Avoiding spam submissions is reasonable. My opinion is that people tend to ramp up research and prototyping at the first 3 months then tuning for the rest 2 months plus writeup. 3 submissions per team per day won’t dramatically kill the eval server…
@maddog I understand that you would like to “test your program against the test set” a thousand times per day. So do I. So to get around the 1 submission per day limit do is this way:
- Preview a few hundred rows in the training set that have correct labels to get a gut feel for what they’re calling hate speech against a government protected class, vs “not”.

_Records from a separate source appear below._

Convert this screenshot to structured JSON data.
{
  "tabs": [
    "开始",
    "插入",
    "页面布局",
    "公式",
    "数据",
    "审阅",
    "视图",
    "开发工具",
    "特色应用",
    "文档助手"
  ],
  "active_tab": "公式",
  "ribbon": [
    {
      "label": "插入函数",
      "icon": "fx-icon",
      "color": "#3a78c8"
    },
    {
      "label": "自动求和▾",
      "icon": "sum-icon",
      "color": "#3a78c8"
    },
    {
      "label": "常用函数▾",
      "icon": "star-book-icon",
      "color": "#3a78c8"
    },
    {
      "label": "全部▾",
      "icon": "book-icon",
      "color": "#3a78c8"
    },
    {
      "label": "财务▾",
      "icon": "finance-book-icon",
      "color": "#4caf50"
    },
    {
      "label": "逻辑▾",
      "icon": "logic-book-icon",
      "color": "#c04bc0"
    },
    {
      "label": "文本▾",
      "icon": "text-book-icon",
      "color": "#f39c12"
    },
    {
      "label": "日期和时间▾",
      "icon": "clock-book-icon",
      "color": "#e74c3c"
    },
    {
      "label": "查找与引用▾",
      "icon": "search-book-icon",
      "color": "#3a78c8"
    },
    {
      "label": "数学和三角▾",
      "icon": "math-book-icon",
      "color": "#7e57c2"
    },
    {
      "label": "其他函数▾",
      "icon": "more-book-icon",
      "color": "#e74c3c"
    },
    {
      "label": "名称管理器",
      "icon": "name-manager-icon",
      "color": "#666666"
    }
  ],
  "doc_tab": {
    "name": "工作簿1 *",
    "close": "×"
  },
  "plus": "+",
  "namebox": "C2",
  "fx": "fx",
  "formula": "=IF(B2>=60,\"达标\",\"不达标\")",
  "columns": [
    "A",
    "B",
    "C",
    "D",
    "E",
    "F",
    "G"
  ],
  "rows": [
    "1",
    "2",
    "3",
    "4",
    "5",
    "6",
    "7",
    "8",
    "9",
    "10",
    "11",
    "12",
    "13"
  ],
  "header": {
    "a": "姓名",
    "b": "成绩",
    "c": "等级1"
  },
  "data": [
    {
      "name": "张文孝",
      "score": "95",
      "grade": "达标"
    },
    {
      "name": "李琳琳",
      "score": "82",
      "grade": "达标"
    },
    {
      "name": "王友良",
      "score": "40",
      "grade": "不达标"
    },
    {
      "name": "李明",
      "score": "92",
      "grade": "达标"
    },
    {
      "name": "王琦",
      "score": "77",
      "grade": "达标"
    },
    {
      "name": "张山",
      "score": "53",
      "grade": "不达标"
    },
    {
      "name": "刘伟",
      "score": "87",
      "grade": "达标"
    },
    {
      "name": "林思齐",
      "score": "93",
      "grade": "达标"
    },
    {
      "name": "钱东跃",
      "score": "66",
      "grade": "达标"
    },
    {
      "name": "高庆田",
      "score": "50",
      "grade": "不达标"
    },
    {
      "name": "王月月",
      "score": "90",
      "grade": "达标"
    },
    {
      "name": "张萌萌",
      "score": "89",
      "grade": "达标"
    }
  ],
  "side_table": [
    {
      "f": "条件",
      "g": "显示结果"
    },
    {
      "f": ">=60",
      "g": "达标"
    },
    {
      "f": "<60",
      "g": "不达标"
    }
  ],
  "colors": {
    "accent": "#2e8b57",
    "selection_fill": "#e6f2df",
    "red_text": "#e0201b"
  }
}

- Using the model in your head, go through the test set and label each one yourself using your best judgment. 70% of the time the answer is obvious on first glance. 30% of the time the confounders will have you questioning your own ideology and politics.
- When you finish labelling the set, you can now measure your algorithm against that set. Submit that and see how well you stack up.
Then finally you can test your algorithm against the test set, and you can “sort of submit” and see how well you’re doing a thousand times a day. But it’s only an approximation since the labels to the test set are permanently hidden from us. Which keeps things interesting.
Also if you’ve got a eagle eye, the test set and the training set isn’t drawn from the same data-sample. So we’ve got some jokers playing games with us. Which means the final stretch, the phase 2 hidden test set, will likely be different to what we’ve seen before, to separate models that are overfitting from those that have captured delicious signal.
@eleschinski I don’t agree, Eric. 3 times != thousands of times. We have different members in different time zones. Whoever in Australia doesn’t need to wait for a peer based in Germany to wake up and test the model performance.
Re: test strategy. I doubt that understanding the one offered by FB would help either. They are artificially generated (even though via a rigorous approach).